Re: [RFC v2-fix 1/1] x86/tdx: Handle in-kernel MMIO

From: Andi Kleen
Date: Tue May 18 2021 - 16:28:12 EST



On 5/18/2021 11:22 AM, Sean Christopherson wrote:
On Tue, May 18, 2021, Andi Kleen wrote:
The extra bytes for .altinstructions is very different than the extra bytes for
the code itself. The .altinstructions section is freed after init, so yes it
bloats the kernel size a bit, but the runtime footprint is unaffected by the
patching metadata.

IIRC, patching read/write{b,w,l,q}() can be done with 3 bytes of .text overhead.

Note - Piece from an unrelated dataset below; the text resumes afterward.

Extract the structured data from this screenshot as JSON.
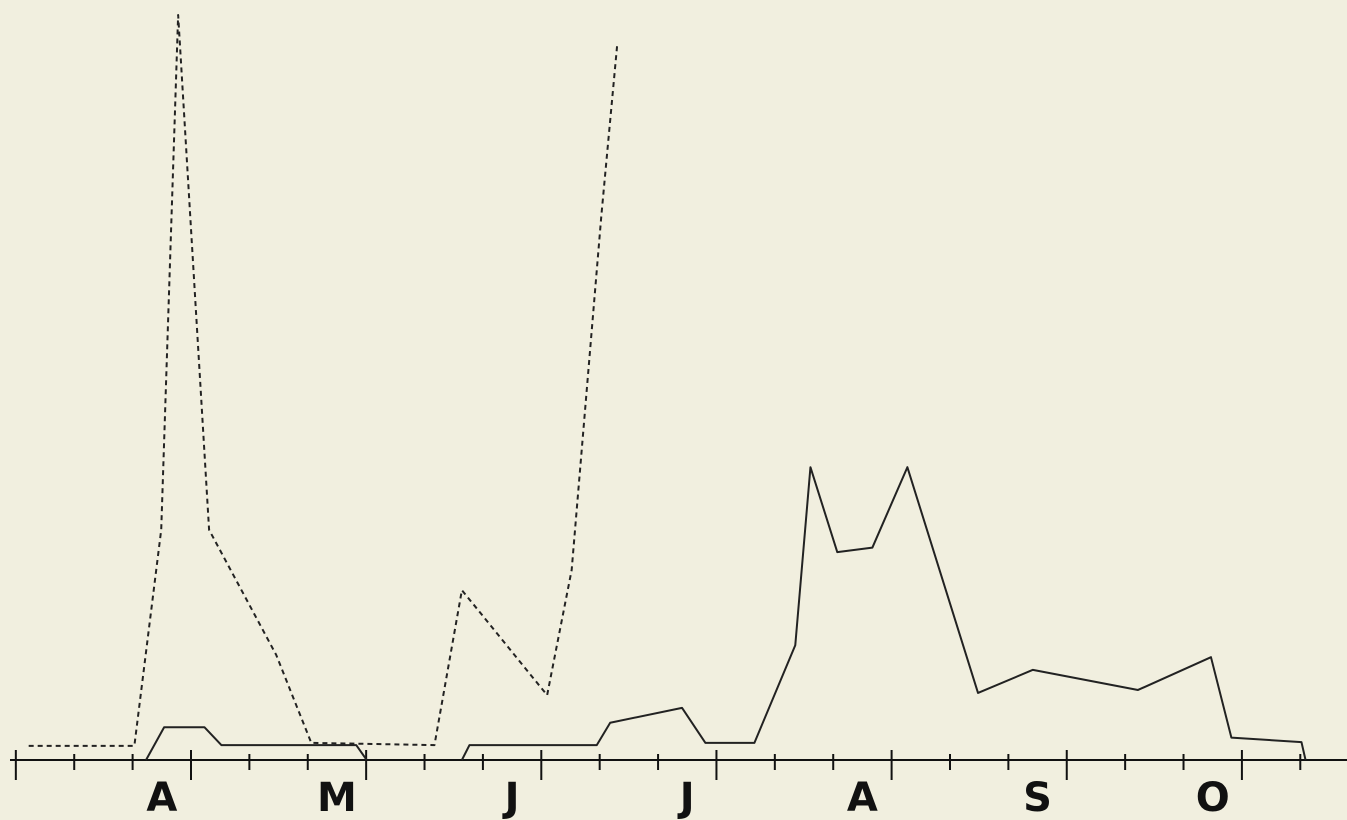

The other option to explore is to hook/patch IO_COND(), which can be done with
neglible overhead because the helpers that use IO_COND() are not inlined. In a
TDX guest, redirecting IO_COND() to a paravirt helper would likely cover the
majority of IO/MMIO since virtio-pci exclusively uses the IO_COND() wrappers.
And if there are TDX VMMs that want to deploy virtio-mmio, hooking
drivers/virtio/virtio_mmio.c directly would be a viable option.
Yes but what's the point of all that?
Patching IO_COND() is relatively low effort. With some clever refactoring, I
suspect the net lines of code added would be less than 10. That seems like a
worthwhile effort to avoid millions of faults over the lifetime of the guest.

AFAIK IO_COND is only for iomap users. But most drivers don't even use iomap. virtio doesn't for example, and that's really the only case we currently care about.

Also millions of faults is nothing for a CPU.

The only case I can see it making sense is the virtio (and vmbus) door bells. Everything else should be slow path anyways.

But doing that now would be premature optimization and that's usually a bad idea. If it's a problem we can fix it later.



Even if it's only 3 bytes we still have a lot of MMIO all over the kernel
which never needs it.

And I don't even see what TDX (or SEV which already does the decoding and
has been merged) would get out of it. We handle all the #VEs just fine. And
the instruction handling code is fairly straight forward too.

Besides instruction decoding works fine for all the existing hypervisors.
All we really want to do is to do the same thing as KVM would do.
Heh, trust me, you don't want to do the same thing KVM does :-)

We want the same behavior.

Yes probably not the same code.


-Andi